At 02:11 4th 9月 2011, All for All wrote:Thanks
Much appreciated
Your knowledge of the "elements" should enable design of a better "compound"…
You will know of convergent evolution… the hydrodynamic shape of the shark has been 'copied' by marine mammals…
@64 I was careful to write: "not a single enterprise need be lost - except through the workings of conscience (redundant, too small, too big, etc. etc)."
I understand your concern, that new technology, initially 'more expensive' (from research and set-up costs), should find a market welcome - from discerning wealthier consumers…
BUT… you need to think of the 'dolphin' context, not that of the shark… not just of an increased rental market, not just of family / group / street / library purchase, but even more importantly of the end of commercial secrecy…
When 'the game is up' for an old product, it need not be defended at all costs… deals can be done to allow wind-downs / technology sharing / co-operative up-grading…
I look forward to imaginative emulations from more recombinations of vital elements / genes / principles…
'Private capitalism' employs 'vital elements': it does not 'own' them!
"Freezing" has its uses; and "ossification" (subject by the way, to turnover and re-modelling) is vital for us bony vertebrates!

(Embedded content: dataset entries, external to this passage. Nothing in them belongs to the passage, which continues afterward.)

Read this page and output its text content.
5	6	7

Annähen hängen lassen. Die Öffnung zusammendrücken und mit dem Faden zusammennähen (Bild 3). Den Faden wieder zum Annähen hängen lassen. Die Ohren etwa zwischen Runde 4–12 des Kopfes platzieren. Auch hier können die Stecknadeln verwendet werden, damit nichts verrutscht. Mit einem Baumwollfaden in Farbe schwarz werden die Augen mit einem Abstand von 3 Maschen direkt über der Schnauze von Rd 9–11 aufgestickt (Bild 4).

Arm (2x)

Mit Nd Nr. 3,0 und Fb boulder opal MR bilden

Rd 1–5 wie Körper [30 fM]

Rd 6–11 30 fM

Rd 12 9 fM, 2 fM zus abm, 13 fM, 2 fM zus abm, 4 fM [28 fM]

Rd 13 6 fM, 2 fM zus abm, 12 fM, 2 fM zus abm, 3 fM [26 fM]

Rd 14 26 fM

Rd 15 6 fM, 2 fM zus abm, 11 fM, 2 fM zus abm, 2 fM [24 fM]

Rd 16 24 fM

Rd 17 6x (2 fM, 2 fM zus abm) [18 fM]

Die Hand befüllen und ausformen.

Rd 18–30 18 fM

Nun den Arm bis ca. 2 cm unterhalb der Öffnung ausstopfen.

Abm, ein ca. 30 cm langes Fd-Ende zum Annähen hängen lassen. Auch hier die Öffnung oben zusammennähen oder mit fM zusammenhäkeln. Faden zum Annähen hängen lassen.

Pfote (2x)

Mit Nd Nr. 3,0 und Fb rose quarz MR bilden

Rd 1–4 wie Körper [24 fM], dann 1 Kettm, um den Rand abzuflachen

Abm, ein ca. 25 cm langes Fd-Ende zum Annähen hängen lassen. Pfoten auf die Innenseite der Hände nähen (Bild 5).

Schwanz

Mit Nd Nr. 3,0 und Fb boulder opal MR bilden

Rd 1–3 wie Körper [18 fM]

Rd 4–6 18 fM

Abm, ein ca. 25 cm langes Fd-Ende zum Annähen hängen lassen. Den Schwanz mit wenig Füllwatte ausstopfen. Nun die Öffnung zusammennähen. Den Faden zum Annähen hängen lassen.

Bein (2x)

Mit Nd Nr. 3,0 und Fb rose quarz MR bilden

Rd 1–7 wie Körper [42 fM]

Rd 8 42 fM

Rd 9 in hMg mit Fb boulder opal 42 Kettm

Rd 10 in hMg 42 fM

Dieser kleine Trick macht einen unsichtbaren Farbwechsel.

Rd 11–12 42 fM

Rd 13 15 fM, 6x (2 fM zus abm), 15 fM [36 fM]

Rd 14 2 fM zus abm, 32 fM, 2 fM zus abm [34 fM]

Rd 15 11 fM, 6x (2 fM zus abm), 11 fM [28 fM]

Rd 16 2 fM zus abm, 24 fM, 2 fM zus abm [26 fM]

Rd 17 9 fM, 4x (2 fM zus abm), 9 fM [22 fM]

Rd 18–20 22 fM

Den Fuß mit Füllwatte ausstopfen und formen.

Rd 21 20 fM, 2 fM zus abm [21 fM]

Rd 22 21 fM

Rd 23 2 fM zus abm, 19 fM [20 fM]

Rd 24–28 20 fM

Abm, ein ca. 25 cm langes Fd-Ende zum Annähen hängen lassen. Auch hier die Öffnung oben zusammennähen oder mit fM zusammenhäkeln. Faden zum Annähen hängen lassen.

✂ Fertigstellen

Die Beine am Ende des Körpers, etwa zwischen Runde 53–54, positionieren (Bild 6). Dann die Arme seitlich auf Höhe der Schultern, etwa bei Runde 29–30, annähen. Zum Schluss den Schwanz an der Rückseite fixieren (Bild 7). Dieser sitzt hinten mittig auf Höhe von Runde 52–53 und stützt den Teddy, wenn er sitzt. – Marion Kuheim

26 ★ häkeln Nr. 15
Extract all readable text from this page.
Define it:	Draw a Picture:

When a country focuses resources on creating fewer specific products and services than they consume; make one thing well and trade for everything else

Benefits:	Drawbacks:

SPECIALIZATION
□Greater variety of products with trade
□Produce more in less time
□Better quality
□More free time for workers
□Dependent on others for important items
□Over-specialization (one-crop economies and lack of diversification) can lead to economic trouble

I urge you to use your knowledge not to move 'just an inch', but to project a vision that can be shared by all, 1:1.
Comment number77.
At 22:32 4th 9月 2011, John_from_Hendon wrote:is death! They we are all equal, before our maker if you believe in such things. But in the real world and a world that uses the product of the last thousands of year of history there needs to be away that the better mousetrap cane become the dominant product (until the even better one comes along.) This process of development requires money and price to show which is 'best' or most efficient/cheapest to make and most effective. To have price there needs to be differential. But not unlimited differential. The problem has developed of monopoly/cartel capitalism that crushes everything - by price. This needs to be stopped so we need a limit hence my (and Dave's) 20 times.
Comment number78.
At 23:34 4th 9月 2011, All for All wrote:Again you flip, from anxiety over supposed loss of product price/quality (surely dealt with to anyone's satisfaction?), to anxiety on behalf of those who 'own capital' and compete to 'extract value' from capital and labour.
I make the point, again, that though some may start with 'dreams of idle richness' or 'command over millions' as such, most just want to make 'a success' of their lives, for self and family and friends and community, going on to 'higher things' as qualities and fate might allow.
You seem hardly to have asked of yourself, let alone answered, why any existing UK enterprise (or branch of an international company) could not (in financial emergency or from positive choice) function as normal (in fact better, relieved of many insidious 'corruptions' of purpose) using 'money' as best they can, aiming for 'differentiation' in price and quality and service etc., as - 'for the last thousands of years' - we always have!
"The problem", that you rightly identify as oppressive, is not just at the extremity of cartel / monopoly, but in all of the shades of restrictive practice associated - unfortunately but inevitably - with the kind of competition that - putting it most gently - will tend to be without first regard for the public interest!
Can you list the harms' of ending 'commercial secrecy'? And then perhaps struggle a little more to think of some gains? Ditto for freedom of conscience?
We are sitting ducks for another round of 'loss socialisation, gain privatisation', this last episode perhaps the single most dramatic but in terms of opportunity cost dwarfed by the cumulation of harms over our 'thousands of years'. I used to scan the FT - tale after tale of misallocation (put again most gently) never to register with the general public or busy-elsewhere politicians.
"Maker" or not, the "made" need democracy, and democracy needs equality, and equality needs YOUR support... Keep it secret if you must, but be ready to welcome awakening if it comes in our time?